RSS

Selasa, 17 September 2013

Analisis Tragedi Lumpur Lapindo


  •         Poin- Poin Masalah.
  1. Penundaan realisasi terhadap penyelesaian pembayaran ganti rugi aset warga korban lumpur lapindo yang direalisasikan sejak tanggal 26 Maret 2006 oleh PT. MLJ melakukan  nilai jual beli dengan uang muka 20%. Penggatian  tersebut memakan dana sebesar Rp 35.108.1000 dari total pembayaran ganti rugi aset warga korban lumpur sebesar Rp. 175.504.500.000. 
  2. Adanya dugaan korupsi dana penggantian lahan yang ditenggelamkan lapindo.

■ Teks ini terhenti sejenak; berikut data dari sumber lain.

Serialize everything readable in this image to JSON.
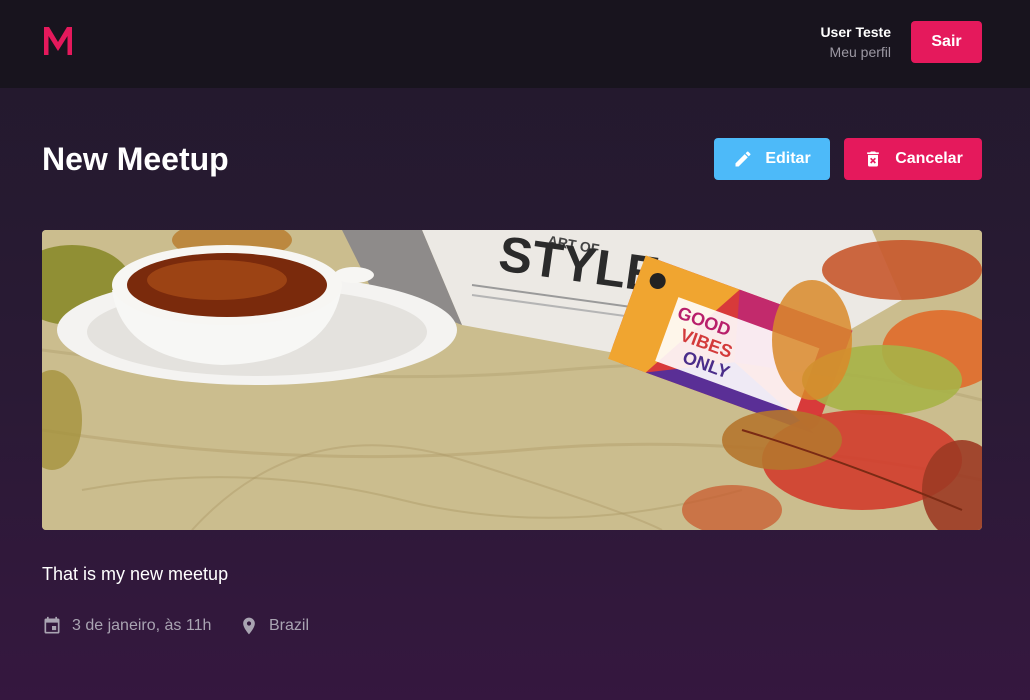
{
  "header": {
    "logo_icon": "meetapp-logo-icon",
    "user_name": "User Teste",
    "profile_link": "Meu perfil",
    "logout_label": "Sair"
  },
  "meetup": {
    "title": "New Meetup",
    "edit_label": "Editar",
    "cancel_label": "Cancelar",
    "banner_alt": "Chá, celular GOOD VIBES ONLY, revista ART OF STYLE e folhas de outono",
    "banner_texts": {
      "magazine": "STYLE",
      "magazine_small": "ART OF",
      "phone_line1": "GOOD",
      "phone_line2": "VIBES",
      "phone_line3": "ONLY"
    },
    "description": "That is my new meetup",
    "date": "3 de janeiro, às 11h",
    "location": "Brazil"
  },
  "colors": {
    "accent_pink": "#e5195c",
    "accent_blue": "#4dbaf9",
    "header_bg": "#18141e"
  },
  "icons": {
    "edit": "pencil-icon",
    "cancel": "trash-icon",
    "date": "calendar-icon",
    "location": "location-pin-icon"
  }
}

Terdapatnya aksi mandi lumpur di gedung KPK, sebagai simbolisasi bahwa kasus lumpur belum selesai, Padahal telah berlangsung selama 7 tahun. Bahkan ada indikasi kecurangan pembayaran uang penggati yang menjadi hak warga. Hal tersebut dari  adanya laporan dari warga yang mengatakan bahwa adanya oknum yang menarik pungutan dari warga dengan alasan melancarkan proses pembayaran namun warga menolak. 
  3.  "Meski secara hukum Lapindo dinyatakan tidak bersalah, kita tetap menyelesaikan pembayaran. Itu wujud rasa kemanusiaan dan atas amanat almarhumah Ibunda Aburizal Bakrie," tegasnya. Andi mengatakan, pihak perusahaan berjanji akan melunasi paling lambat akhir tahun 2013 ini. "Ya kita harap kekurangan Rp 786 miliar ini bisa berakhir akhir 2013 mendatang," ujar Andi, kepada suarasurabaya.net, Selasa (28/5/2013). 
  4.  Bosman Batubara Geolog UGM mengatakan, keterlambatan pemerintah dalam menyelesaikan masalah lumpur Lapindo Sidoarjo disebabkan tidak adanya definisi yang tepat dalam memahami bencana yang terjadi. Selama ini, pemerintah memahami semburan lumpur sebagai bencana teknologi saja. Padahal, bencana tersebut terjadi karena meningkatnya kebutuhan produksi. “Yang terjadi di Sidoarjo bukanlah bencana alam atau teknologi. Ini adalah bencana industri,” tegas alumni Jurusan Teknik Geologi UGM ini dalam rilisnya yang diterima suarasurabaya.net, Selasa (28/5/2013).Bosman menjelaskan, bencana industri bisa terjadi karena kesengajaan manusia yang tidak menaati prosedur keamanan produksi. Dalam kasus lumpur Sidoarjo, kesalahan bermula dari kesengajaan PT Lapindo Brantas untuk tidak memasang casing yang tepat pada sumur bor Banjar Panji 1 (BPJ 1). Kesengajaan tersebut bisa jadi disebabkan oleh keinginan menekan biaya produksi.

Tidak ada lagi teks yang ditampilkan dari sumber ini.